Nei rapporti: Cultura negativo

Nell’epoca in cui viviamo non è raro sentir parlare di “scontro tra culture”. Ma cosa sono esattamente queste culture che si scontrano?

Che cos’è, in primo luogo, che si “scontra”? Si tratta di gruppi di individui, uniformati dall’aderenza a un sistema di valori, visto come una vera e propria identità culturale che esiste di per sé e che rimane definita e immutabile nel tempo?

L’identità andrebbe prima di tutto considerata in maniera non univoca, ma strutturata su vari livelli. Esistono infatti molteplici identità, come ad esempio l’identità soggettivo-individuale, l’identità sociale, familiare, sessuale, di genere e così via.

Nel mondo di oggi, caratterizzato da una forte indeterminatezza dei “confini identitari”, l’identità culturale in particolare è qualcosa che viene sempre più costantemente messa alla prova da questa indeterminatezza, poiché essa oscilla continuamente tra il modello in cui la collettività si riconosce (o vuole riconoscersi) e l’affermazione della propria individualità.

È in questa “oscillazione” che nasce il conflitto tra ciò che vorrei essere e ciò che la cultura vorrebbe che io fossi. È un conflitto che si gioca sulla dicotomia “uguale/diverso”.  “Quanto sono diverso dagli altri?”, ecco la domanda che ognuno di noi si è fatto almeno una volta nella vita, e che rappresenta spesso la prima causa di ogni genere di ansie e problematiche individuali legate al confronto con gli altri.

Se il termine “culturale” può essere analizzato sotto il profilo antropologico e sociologico, il concetto di “identità” può invece essere letto in chiave psicologica. “Identità” rimanda infatti alla percezione che ciascuno di noi ha di se stesso, in relazione a ciò che è altro da sé. Ed ecco che entra in gioco nuovamente il concetto del “diverso”.
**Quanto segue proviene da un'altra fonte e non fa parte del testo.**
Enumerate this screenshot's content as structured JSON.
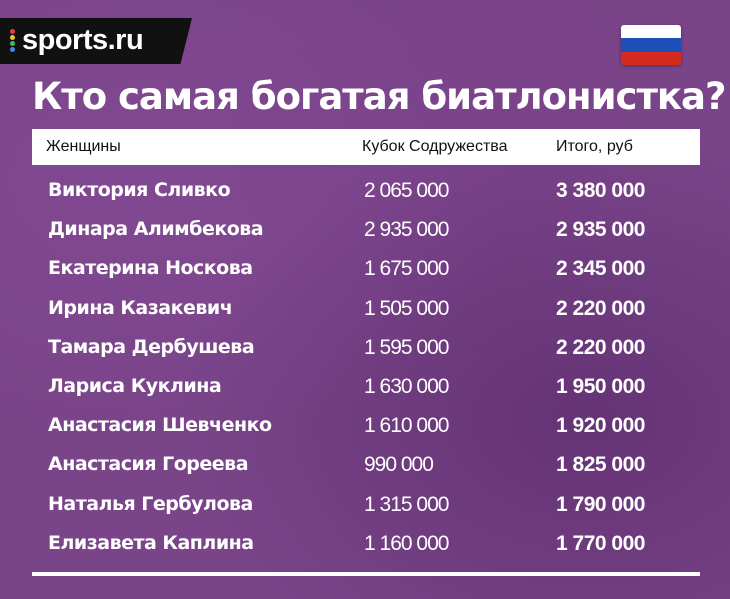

Ed è proprio nell’idea che ciascuno di noi ha del “diverso” che si instaurano le principali problematiche di natura relazionale, che sono innanzitutto di matrice psicologica, prima ancora che culturale e sociale.

La nostra identità individuale non è infatti un monolite statico, dalle caratteristiche date e definite; essa è piuttosto un insieme di modi di reagire al mondo che ognuno di noi ha costruito nel tempo, anche attraverso ciò che ci è stato trasmesso dal nostro ambiente familiare e sociale. Essa è dunque in primo luogo influenzata da fattori esterni connessi all’ambiente dove siamo nati e cresciuti, ma è allo stesso tempo qualcosa di dinamico e in continuo divenire, poiché non esiste costruzione di identità senza relazione con gli altri, che è ciò che ci fa reagire al mondo, definendo, nel tempo, “chi” siamo, ovvero come ci comportiamo nel mondo.

L’atteggiamento di chiusura e diffidenza nei confronti di culture diverse, spesso accompagnato da un’idealizzazione della propria cultura d’origine, può causare il blocco del processo dinamico attraverso il quale si struttura quell’identità che tanto ci preme difendere, chiudendoci alla relazione con ciò che è diverso, grazie al quale saremmo invece capaci di arricchire le nostre modalità di reazione al mondo.